El inválido cierra la boca, distiende el rostro y recupera la expresión atenta y alarmada. Permanece encogido, quieto, esperando. A Urania la distrae una súbita chillería de cotorras, que alborota la habitación. Cesa tan pronto como empezó. Hay un sol espléndido; alancea techos y cristales y empieza a calentar el cuarto.

– ¿Sabes una cosa? Con todo el odio que le tuve, que le sigo teniendo a tu jefe, a su familia, a todo lo que huela a Trujillo, la verdad, cuando pienso en Ramfis, o leo sobre el, no puedo dejar de sentir pena, compasión.

Había sido un monstruo, como toda esa familia de monstruos. ¿Qué otra cosa hubiera podido ser, siendo hijo de quien era, criado y educado como lo fue? ¿Qué otra cosa hubiera podido ser el hijo de Heliogábalo, el de Calígula, el de Nerón? ¿Qué otra cosa podía ser un niño nombrado a los siete años, por ley -«¿Tú la presentaste en el Congreso o el senador Chirinos, papá?», coronel del Ejército dominicano, y, a los diez, ascendido a general, en una ceremonia pública, a la que debió asistir el cuerpo diplomático y en la que todos los jefes militares le rindieron honores?
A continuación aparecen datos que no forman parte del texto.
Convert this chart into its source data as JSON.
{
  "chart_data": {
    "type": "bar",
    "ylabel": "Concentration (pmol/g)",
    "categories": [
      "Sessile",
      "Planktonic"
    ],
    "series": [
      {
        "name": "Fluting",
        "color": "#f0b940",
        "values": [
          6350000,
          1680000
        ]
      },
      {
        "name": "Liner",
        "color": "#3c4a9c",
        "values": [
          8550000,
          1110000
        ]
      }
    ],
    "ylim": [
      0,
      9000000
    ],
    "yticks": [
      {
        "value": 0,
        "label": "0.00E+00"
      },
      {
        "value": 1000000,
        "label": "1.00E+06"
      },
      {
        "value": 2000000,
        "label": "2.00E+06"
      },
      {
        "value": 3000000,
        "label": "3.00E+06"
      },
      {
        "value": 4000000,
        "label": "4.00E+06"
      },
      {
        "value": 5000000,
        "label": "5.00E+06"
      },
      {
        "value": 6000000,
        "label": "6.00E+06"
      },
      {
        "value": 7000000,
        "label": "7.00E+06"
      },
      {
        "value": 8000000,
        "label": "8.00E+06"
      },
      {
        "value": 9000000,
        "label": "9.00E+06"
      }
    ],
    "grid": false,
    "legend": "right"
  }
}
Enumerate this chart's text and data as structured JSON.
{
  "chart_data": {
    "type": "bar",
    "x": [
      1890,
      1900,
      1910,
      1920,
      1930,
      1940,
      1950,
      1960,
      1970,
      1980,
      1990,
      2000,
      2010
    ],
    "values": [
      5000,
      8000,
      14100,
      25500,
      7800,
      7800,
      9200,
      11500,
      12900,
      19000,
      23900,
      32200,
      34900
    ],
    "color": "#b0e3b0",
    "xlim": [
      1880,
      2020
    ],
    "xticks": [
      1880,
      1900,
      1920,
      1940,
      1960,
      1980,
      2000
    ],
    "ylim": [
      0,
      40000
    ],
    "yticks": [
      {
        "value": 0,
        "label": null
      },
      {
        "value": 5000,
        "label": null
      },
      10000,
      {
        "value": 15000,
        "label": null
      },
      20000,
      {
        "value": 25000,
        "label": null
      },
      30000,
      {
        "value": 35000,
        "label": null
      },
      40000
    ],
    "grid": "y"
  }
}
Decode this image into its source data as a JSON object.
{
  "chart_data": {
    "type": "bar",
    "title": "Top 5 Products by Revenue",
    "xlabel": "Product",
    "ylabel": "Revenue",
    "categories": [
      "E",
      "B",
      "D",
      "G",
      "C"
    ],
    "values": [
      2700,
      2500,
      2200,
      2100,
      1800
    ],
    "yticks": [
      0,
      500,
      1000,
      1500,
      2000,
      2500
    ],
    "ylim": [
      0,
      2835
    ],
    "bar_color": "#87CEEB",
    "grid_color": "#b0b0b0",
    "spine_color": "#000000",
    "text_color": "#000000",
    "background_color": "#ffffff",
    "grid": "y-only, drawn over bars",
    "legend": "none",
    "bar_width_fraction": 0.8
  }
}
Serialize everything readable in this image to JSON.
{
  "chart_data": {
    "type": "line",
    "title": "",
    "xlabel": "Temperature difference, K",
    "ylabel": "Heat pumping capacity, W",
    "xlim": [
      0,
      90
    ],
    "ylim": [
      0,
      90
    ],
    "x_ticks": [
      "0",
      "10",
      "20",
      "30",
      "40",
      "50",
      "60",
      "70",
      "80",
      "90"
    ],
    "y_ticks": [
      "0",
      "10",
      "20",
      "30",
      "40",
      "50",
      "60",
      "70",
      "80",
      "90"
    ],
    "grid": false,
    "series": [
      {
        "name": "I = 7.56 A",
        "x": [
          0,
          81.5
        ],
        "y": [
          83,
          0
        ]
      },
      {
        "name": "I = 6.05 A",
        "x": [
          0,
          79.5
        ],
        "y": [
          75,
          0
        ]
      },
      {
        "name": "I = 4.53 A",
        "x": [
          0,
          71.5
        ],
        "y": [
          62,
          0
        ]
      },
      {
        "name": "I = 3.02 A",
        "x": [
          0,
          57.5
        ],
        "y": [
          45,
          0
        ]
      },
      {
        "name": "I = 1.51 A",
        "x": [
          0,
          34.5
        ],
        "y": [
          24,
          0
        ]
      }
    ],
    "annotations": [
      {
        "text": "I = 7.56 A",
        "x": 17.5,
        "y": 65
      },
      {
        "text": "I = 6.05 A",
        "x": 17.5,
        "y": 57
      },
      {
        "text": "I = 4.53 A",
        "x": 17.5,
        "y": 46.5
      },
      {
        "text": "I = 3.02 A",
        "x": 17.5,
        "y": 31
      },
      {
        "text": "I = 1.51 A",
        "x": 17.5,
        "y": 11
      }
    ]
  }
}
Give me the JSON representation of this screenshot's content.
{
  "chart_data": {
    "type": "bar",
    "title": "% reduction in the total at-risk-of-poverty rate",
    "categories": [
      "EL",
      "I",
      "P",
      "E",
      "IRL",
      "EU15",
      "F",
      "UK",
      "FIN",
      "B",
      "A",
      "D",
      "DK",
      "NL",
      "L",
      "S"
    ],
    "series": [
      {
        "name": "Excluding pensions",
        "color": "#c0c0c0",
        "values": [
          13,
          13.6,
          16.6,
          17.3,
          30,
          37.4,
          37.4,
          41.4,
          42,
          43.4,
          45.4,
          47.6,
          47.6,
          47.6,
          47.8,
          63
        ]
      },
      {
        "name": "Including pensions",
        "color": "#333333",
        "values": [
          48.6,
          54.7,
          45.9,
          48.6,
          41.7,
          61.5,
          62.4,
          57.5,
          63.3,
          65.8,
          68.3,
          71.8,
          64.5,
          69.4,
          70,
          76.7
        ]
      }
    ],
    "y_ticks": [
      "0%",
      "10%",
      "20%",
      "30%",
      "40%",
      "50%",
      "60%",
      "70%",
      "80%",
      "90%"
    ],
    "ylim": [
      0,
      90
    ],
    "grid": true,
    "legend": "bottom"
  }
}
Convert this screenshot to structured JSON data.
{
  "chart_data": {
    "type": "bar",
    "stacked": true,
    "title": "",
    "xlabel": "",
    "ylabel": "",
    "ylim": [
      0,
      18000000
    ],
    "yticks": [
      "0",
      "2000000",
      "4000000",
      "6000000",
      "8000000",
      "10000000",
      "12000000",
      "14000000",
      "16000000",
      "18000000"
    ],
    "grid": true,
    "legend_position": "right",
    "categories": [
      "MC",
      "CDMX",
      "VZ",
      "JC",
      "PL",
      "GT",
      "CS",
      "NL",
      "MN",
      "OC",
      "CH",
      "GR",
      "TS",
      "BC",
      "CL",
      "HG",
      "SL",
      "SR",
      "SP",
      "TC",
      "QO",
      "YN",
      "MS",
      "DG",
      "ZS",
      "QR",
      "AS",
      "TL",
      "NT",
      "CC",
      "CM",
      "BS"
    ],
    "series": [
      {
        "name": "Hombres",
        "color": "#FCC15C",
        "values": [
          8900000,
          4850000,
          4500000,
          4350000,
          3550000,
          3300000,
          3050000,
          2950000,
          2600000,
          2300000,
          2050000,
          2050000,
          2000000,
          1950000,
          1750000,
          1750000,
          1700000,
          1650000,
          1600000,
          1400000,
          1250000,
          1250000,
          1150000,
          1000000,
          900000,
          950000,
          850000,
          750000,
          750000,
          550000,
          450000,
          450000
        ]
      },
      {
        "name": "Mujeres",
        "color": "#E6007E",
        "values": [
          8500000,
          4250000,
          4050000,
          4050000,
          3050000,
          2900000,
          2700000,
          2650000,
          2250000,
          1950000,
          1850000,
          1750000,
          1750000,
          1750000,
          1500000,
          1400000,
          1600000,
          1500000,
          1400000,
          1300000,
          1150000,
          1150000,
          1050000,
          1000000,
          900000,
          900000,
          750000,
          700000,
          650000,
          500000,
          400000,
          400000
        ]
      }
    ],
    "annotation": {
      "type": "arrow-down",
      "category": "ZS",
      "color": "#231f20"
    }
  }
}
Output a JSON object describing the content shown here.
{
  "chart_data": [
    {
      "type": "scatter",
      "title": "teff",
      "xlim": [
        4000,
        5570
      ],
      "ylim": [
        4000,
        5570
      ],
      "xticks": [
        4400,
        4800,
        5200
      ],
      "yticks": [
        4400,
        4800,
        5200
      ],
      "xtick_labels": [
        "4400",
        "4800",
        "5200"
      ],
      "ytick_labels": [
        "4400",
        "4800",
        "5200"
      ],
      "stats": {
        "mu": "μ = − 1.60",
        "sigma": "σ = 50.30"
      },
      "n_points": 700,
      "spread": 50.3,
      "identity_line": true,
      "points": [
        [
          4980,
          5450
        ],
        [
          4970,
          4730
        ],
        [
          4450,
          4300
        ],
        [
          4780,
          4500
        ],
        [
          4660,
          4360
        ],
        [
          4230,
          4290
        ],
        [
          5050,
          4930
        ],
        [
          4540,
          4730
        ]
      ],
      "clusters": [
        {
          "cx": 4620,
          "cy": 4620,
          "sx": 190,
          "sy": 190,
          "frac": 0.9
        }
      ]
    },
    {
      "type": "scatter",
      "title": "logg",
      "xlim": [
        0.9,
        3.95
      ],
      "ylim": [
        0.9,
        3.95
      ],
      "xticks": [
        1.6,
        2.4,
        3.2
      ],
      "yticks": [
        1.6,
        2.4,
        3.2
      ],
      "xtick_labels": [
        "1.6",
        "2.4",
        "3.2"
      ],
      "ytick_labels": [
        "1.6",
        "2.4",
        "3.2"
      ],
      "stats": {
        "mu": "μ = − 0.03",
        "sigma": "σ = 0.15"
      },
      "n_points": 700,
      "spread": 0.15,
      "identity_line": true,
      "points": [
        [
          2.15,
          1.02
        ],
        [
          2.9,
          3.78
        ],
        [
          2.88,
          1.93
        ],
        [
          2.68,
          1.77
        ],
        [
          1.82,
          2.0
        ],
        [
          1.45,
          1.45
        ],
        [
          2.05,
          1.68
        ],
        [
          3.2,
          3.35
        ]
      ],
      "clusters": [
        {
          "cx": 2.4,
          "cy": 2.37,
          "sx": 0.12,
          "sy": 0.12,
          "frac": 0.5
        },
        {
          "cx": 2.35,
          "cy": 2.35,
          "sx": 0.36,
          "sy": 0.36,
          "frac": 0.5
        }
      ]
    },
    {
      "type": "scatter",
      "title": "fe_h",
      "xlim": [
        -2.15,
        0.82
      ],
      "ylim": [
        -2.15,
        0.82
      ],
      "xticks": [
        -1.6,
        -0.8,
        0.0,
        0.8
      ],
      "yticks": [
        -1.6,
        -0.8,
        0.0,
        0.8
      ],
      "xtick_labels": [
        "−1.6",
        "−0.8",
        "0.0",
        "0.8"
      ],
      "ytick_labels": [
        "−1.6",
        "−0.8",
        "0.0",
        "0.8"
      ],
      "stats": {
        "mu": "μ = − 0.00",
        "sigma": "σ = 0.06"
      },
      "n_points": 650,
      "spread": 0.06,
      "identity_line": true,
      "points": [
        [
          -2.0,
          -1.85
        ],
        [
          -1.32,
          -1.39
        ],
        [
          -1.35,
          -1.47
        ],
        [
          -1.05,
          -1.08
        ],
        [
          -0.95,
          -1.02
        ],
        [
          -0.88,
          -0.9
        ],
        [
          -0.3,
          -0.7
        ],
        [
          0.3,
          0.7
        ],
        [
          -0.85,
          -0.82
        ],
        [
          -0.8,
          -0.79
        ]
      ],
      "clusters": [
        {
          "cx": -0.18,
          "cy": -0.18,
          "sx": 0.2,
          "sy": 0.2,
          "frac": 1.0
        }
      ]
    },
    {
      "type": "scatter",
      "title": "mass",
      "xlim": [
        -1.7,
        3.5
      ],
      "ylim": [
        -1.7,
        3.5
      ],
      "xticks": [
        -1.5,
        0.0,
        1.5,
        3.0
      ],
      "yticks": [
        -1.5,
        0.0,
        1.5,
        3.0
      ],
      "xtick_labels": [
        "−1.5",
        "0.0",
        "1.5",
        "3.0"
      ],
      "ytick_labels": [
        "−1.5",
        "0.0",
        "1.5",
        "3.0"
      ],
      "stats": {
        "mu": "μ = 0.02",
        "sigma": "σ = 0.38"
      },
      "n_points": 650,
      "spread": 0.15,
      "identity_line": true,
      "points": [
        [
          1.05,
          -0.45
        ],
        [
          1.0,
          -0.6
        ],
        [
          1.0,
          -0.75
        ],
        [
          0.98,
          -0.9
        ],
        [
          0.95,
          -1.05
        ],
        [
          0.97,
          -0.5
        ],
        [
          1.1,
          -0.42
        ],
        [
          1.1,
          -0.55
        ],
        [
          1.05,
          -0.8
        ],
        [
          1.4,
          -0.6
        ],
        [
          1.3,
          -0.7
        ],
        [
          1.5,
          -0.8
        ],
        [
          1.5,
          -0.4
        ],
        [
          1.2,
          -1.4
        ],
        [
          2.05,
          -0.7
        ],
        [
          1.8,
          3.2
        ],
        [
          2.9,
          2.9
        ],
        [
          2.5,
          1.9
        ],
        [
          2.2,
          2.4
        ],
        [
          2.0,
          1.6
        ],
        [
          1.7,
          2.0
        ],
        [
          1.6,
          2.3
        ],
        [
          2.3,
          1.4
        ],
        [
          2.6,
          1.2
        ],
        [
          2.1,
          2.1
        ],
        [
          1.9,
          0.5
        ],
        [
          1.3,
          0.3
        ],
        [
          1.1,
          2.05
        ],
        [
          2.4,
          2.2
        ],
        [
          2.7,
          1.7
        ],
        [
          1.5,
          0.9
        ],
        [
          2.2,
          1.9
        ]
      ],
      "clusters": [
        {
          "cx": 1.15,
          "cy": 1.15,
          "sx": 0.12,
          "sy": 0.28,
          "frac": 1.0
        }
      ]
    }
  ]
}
Urania tiene grabada aquella foto, del álbum que su padre guardaba en una alacena de la sala -¿estará todavía allí?- en la que el atildado senador Agustín Cabral («¿O eras ministro en ese momento, papá?»), de impecable frac, bajo un sol rechinante, doblado en respetuosa venia presenta sus saludos al niño uniformado de general, que de pie sobre un pequeño podio entoldado acaba de pasar revista al desfile militar y recibe, en fila, la felicitación de ministros, parlamentarios y embajadores. Al fondo de la tribuna, los rostros complacidos del Benefactor y la Prestante Dama, la orgullosa mamá.